Le
marquis de Puységur est, comme tous ses frères, officier
d'artillerie. Il demeure au château de Buzancy, près
de Soissons et, comme la plupart des aristocrates
de cette époque, possède un cabinet de physique, cabinet
dans lequel il passe ses loisirs à magnétiser.
Un jour qu'il magnétise un jeune
paysan, qui souffre de légers troubles respiratoires,
il a la surprise de constater que celui-ci reste bien
éveillé et lucide, répondant à toutes ses questions
et obéissant même aux ordre du magnétiseur, et ceci
sans pour autant présenter de crise convulsive. Et
le patient en sort guéri.
Le marquis de Puységur vient de faire
la preuve que les crises convulsives ne sont pas indispensables.
Il montre l'importance du contact
verbal entre le magnétiseur et le magnétisé, ouvrant
du même coup le conflit qui oppose encore de nos jours
les tenants des théories physiologiques à ceux des
théories psychologiques.
Mesmer connaissait lui aussi ce contact
verbal, mais en physiologiste convaincu, il ne voulut
pas s'y arrêter, taxant d'imaginaire toute explication
de caractère psychologique.
Si pour certains Mesmer peut être
considéré comme l'initiateur du magnétisme, le marquis
de Puységur doit en être regardé comme le fondateur.
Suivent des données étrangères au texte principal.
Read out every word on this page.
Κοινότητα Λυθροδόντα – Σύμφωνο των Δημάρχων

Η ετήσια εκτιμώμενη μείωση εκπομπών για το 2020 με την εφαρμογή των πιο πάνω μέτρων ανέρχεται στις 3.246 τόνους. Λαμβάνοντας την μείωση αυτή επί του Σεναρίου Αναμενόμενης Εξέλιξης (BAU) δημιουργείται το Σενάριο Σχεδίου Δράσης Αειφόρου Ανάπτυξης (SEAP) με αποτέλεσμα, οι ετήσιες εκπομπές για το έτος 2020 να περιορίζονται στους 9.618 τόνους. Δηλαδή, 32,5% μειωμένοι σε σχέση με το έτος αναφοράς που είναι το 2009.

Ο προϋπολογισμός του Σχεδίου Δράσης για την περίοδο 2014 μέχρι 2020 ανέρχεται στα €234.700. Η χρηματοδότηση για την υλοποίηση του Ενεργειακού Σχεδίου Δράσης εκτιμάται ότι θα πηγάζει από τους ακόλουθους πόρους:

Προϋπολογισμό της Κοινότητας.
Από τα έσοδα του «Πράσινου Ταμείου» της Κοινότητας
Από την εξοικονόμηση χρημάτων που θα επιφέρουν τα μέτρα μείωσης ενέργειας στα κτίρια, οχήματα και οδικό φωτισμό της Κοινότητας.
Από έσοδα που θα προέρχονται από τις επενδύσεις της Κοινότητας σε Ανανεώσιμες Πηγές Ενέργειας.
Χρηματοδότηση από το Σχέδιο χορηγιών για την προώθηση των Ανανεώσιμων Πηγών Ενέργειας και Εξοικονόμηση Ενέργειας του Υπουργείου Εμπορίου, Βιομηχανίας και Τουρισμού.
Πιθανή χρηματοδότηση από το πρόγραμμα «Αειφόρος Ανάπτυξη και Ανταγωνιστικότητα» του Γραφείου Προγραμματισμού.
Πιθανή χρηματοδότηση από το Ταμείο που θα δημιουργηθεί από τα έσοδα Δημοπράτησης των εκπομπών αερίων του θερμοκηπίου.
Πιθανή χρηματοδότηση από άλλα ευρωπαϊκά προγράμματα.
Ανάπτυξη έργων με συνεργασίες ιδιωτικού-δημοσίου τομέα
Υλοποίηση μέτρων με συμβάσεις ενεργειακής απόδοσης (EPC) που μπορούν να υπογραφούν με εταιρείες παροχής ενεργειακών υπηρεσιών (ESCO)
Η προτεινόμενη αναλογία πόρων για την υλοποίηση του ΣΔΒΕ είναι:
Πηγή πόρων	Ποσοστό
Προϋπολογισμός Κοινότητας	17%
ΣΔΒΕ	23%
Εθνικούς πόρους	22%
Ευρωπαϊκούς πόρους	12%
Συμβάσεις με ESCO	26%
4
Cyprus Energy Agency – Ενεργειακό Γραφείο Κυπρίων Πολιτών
C'est lui qui a démontré l'importance
du sommeil magnétique, encore appelé somnambulique,
au cours duquel le patient reste en relation avec
le magnétiseur et peut ainsi se laisser suggestionner.
Pour Puységur, le véritable agent
curatif est la volonté du magnétiseur.
Il semble que ce soit beaucoup plus
un phénomène naturel de lassitude pour un sujet brûlant
mais passé de mode, qu'un nouvel arrêt de l'Académie
de Médecine qui va annoncer la désaffection pour Puységur
et le discrédit pour les magnétiseurs.
Mais n'est ce pas la destinée
des baquets que de retourner à leur lessive première
!!
LE CREUX DE LA VAGUE
De 1789 à 1819, 30 années vont s'écouler
très creuses pour l'Hypnose.
Cependant, le mouvement s'étend à
l'étranger, particulièrement en Amérique.
Mais c'est en Angleterre que l'homme
surgira, qui va secouer les oripeaux inutiles qui
cachaient et falsifiaient la pureté phénoménologique.